Drop a factory round into the chamber and ride the bolt home. Use the forward assist to fully close the bolt. Then manually extract.

Do the same with your handloads and see if there is any more resistance compared to the factory rounds. If so, you probably have a sizing issue. If not, it may be a issue with the bullet design/seating depth feeding into the chamber.

Keep it wet.


----------



## trial&error (Feb 22, 2014)

once fired with the heat and pressure the brass is basically resized thats why it ejects after pulling the trigger.


----------



## devin25gun (Mar 7, 2014)

Sounds like your cases aren't sized right.  Probably the shoulders on the cases it sounds like.  Also what kind of bullet types are you using.
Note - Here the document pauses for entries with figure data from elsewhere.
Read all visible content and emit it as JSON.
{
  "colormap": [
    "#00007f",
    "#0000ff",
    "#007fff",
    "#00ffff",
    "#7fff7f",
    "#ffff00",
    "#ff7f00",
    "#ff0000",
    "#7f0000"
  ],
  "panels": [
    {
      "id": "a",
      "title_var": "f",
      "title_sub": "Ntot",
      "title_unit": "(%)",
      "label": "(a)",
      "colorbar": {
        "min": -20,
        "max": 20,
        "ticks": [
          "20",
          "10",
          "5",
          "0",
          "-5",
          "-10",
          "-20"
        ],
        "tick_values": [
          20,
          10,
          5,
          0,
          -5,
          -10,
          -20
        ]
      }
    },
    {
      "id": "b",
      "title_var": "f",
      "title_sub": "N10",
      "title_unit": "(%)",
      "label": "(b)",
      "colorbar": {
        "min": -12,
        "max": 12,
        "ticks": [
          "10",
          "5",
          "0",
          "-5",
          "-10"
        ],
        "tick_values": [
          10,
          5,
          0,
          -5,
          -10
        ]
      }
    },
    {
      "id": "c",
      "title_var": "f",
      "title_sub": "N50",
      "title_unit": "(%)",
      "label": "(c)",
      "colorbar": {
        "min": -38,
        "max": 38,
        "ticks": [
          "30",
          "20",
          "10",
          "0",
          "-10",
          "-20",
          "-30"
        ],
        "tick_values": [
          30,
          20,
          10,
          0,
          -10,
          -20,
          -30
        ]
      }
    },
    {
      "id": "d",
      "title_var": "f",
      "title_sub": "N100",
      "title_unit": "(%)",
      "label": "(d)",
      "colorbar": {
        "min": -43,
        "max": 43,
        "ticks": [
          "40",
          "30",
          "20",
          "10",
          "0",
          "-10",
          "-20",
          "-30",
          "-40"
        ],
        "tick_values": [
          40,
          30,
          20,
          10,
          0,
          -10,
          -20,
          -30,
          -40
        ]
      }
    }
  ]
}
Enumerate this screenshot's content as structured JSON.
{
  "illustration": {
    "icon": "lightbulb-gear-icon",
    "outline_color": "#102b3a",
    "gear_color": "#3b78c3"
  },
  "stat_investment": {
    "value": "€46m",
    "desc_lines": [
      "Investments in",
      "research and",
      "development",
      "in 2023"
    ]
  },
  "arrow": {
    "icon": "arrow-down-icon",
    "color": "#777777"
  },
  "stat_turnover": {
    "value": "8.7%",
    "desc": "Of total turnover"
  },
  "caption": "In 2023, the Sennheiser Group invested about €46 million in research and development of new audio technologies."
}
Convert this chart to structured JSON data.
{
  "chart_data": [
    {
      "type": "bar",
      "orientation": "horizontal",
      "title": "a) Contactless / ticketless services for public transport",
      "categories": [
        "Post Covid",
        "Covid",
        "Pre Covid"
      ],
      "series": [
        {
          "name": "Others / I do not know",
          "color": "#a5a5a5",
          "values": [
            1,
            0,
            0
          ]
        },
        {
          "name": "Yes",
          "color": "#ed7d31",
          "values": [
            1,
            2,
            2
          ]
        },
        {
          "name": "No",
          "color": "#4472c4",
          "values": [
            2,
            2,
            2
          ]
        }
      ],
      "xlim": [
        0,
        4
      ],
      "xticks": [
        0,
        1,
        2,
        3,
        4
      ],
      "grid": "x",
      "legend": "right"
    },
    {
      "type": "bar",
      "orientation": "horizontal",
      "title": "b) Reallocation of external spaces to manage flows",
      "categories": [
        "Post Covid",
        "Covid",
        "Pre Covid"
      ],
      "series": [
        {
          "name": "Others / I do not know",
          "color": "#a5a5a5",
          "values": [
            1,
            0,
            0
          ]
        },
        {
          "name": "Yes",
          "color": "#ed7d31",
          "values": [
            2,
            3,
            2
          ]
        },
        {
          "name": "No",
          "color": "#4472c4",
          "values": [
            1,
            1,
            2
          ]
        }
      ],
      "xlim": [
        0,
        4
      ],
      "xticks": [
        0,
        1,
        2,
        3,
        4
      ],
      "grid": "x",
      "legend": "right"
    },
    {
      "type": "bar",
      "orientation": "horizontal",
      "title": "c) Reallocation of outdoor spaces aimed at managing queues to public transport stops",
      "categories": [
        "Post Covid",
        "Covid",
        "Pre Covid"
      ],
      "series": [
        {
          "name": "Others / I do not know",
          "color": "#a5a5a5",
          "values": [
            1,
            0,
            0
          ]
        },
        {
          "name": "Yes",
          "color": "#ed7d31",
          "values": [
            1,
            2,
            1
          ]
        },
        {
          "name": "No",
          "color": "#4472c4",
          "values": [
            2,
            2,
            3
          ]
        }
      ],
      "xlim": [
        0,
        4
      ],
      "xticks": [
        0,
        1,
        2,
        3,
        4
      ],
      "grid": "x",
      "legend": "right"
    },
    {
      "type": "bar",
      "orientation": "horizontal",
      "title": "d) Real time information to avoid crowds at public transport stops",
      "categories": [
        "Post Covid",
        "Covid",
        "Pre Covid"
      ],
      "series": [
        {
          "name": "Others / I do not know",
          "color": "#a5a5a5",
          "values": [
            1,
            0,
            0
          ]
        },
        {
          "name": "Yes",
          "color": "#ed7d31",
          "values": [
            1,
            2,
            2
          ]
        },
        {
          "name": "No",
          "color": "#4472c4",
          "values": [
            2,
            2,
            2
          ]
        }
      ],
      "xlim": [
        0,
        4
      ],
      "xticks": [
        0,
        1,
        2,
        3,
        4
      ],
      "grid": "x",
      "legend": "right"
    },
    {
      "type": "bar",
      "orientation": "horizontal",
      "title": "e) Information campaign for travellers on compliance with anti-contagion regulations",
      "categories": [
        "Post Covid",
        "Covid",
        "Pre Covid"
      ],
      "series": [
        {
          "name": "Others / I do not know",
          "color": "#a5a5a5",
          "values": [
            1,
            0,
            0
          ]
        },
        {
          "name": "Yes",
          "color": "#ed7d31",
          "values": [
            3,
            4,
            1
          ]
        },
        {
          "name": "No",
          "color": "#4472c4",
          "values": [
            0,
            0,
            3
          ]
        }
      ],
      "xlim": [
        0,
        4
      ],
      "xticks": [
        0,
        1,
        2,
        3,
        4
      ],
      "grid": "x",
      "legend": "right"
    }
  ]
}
Ive had issues with some ballistic tips but usually when I increase the oal ...Also there is a oal on ar's specifically.  They are not the same as a bolt rifle.


----------



## Apex Predator (Mar 12, 2014)

She is having trouble feeding anything from the mags now.  She is headed back to Ruger today.  Sure hope they can sort it out, because I love the gun!  If it's not reliable, I don't want it.


----------



## fathersam (May 5, 2014)

It sounds like short cycling. Bolt is not going all the way back to come back with enough force to take the next bulet from the mag . sending the rifle back to the manufacturer is the best option.


----------



## Apex Predator (May 6, 2014)

They re-barreled the rifle, and polished the chamber.  Feeds factory stuff now fine.


----------



## wareagle700 (May 6, 2014)

Good deal! Glad it got worked out.


----------



## trial&error (May 8, 2014)

How about the reloads?


----------



## Apex Predator (May 9, 2014)

Same, same on the reloads.  I've got quite a bit of good military rounds, and just bought a few hundred to get me by until I need the good stuff.  I'll just not shoot reloads, or use small base dies.


----------



## Early-14 (May 9, 2014)

I don't know what brass you are reloading  (head stamp ), but some brass with a thick case neck will swell the case below the neck when the bullet is seated.  The same happens when cases have be reloaded several times.  The case neck gets thicker and we must thickness trim the case neck to specs.  (Just saying,  some thing to check )


----------